Certifiably Correct Machine Perception
David Rosen, Northeastern University
Many fundamental machine perception and state estimation tasks require the solution of a high-dimensional nonconvex estimation problem; this class includes (for example) the fundamental problems of simultaneous localization and mapping (in robotics), 3D reconstruction (in computer vision), and sensor network localization (in distributed sensing). Such problems are known to be computationally hard in general, with many local minima that can entrap the smooth local optimization methods commonly applied to solve them. The result is that standard machine perception algorithms (based upon local optimization) can be surprisingly brittle, often returning egregiously wrong answers even when the problem to which they are applied is well-posed.

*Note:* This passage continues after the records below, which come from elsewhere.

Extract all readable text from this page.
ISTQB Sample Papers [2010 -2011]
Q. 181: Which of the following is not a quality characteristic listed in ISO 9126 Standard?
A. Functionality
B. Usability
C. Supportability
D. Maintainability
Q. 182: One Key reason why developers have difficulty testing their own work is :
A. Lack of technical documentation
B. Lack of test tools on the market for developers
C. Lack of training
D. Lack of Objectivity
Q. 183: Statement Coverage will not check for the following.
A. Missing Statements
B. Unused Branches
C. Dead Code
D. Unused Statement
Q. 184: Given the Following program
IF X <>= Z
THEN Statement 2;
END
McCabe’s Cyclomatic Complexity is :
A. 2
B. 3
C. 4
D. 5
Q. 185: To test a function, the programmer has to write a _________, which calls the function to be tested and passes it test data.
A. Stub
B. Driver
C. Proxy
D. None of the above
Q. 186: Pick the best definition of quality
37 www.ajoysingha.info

In this talk, we present a novel class of certifiably correct estimation algorithms that are capable of efficiently recovering provably good (often globally optimal) solutions of generally-intractable machine perception problems in many practical settings. Our approach directly tackles the problem of nonconvexity by employing convex relaxations whose minimizers provide provably good approximate solutions to the original estimation problem under moderate measurement noise. We illustrate the design of this class of methods using the fundamental problem of pose-graph optimization (a mathematical abstraction of robotic mapping) as a running example. We conclude with a brief discussion of open questions and future research directions.

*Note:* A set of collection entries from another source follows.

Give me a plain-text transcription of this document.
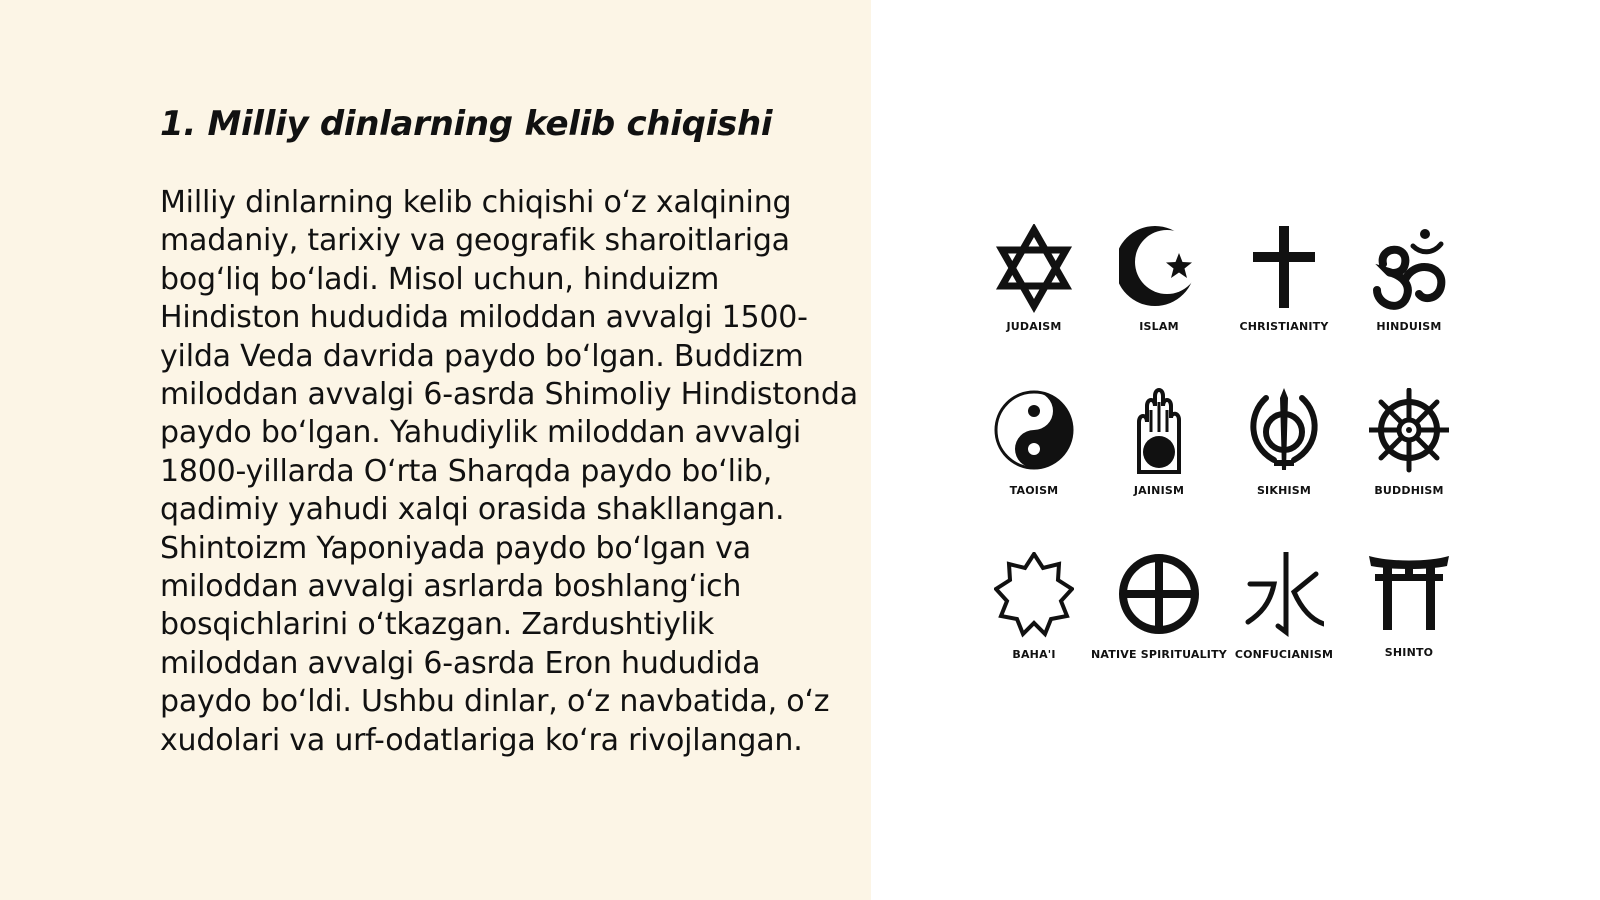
1. Milliy dinlarning kelib chiqishi

Milliy dinlarning kelib chiqishi o‘z xalqining madaniy, tarixiy va geografik sharoitlariga bog‘liq bo‘ladi. Misol uchun, hinduizm Hindiston hududida miloddan avvalgi 1500-yilda Veda davrida paydo bo‘lgan. Buddizm miloddan avvalgi 6-asrda Shimoliy Hindistonda paydo bo‘lgan. Yahudiylik miloddan avvalgi 1800-yillarda O‘rta Sharqda paydo bo‘lib, qadimiy yahudi xalqi orasida shakllangan. Shintoizm Yaponiyada paydo bo‘lgan va miloddan avvalgi asrlarda boshlang‘ich bosqichlarini o‘tkazgan. Zardushtiylik miloddan avvalgi 6-asrda Eron hududida paydo bo‘ldi. Ushbu dinlar, o‘z navbatida, o‘z xudolari va urf-odatlariga ko‘ra rivojlangan.

JUDAISM	ISLAM	CHRISTIANITY	HINDUISM
TAOISM	JAINISM	SIKHISM	BUDDHISM
BAHA'I	NATIVE SPIRITUALITY CONFUCIANISM	SHINTO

David M. Rosen is an Assistant Professor in the Departments of Electrical & Computer Engineering and Mathematics and the Khoury College of Computer Sciences (by courtesy) at Northeastern University, where he leads the Robust Autonomy Laboratory (NEURAL). Prior to joining Northeastern, he was a Research Scientist at Oculus Research (now Meta Reality Labs) from 2016 to 2018, and a Postdoctoral Associate at MIT’s Laboratory for Information and Decision Systems (LIDS) from 2018 to 2021. He holds the degrees of B.S. in Mathematics from the California Institute of Technology (2008), M.A. in Mathematics from the University of Texas at Austin (2010), and ScD in Computer Science from the Massachusetts Institute of Technology (2016).

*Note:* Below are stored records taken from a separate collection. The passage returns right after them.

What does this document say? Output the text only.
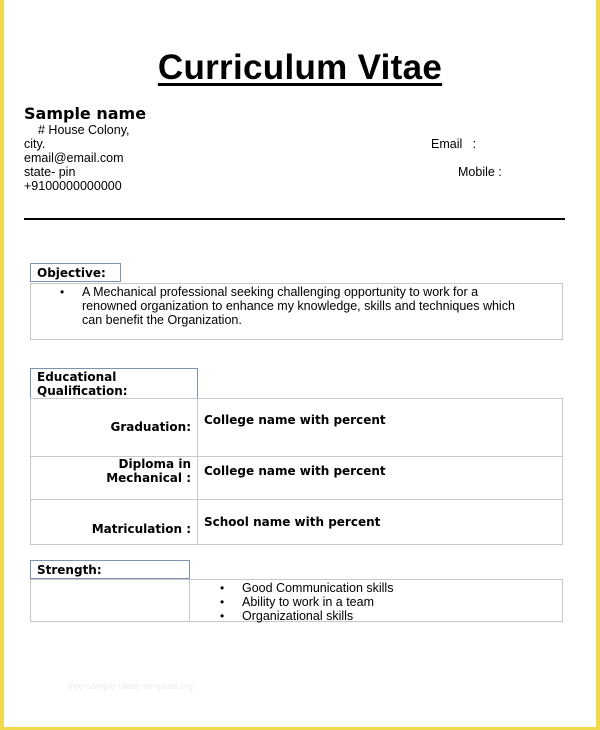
Curriculum Vitae
Sample name
# House Colony,
city.
email@email.com
state- pin
+9100000000000
Email   :
Mobile :
Objective:
• A Mechanical professional seeking challenging opportunity to work for a
renowned organization to enhance my knowledge, skills and techniques which
can benefit the Organization.
Educational
Qualification:
Graduation: College name with percent
Diploma in
Mechanical : College name with percent
Matriculation : School name with percent
Strength:
• Good Communication skills
• Ability to work in a team
• Organizational skills
free-sample-ideas-template.org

He is broadly interested in the mathematical and algorithmic foundations of trustworthy machine perception, learning, and control. His work has been recognized with the IEEE Transactions on Robotics Best Paper Award (2024), an Honorable Mention for the IEEE Transactions on Robotics Best Paper Award (2021), a Best Student Paper Award at Robotics: Science and Systems (2020), a Best Paper Award at the International Workshop on the Algorithmic Foundations of Robotics (2016), and selection as an RSS Pioneer (2019).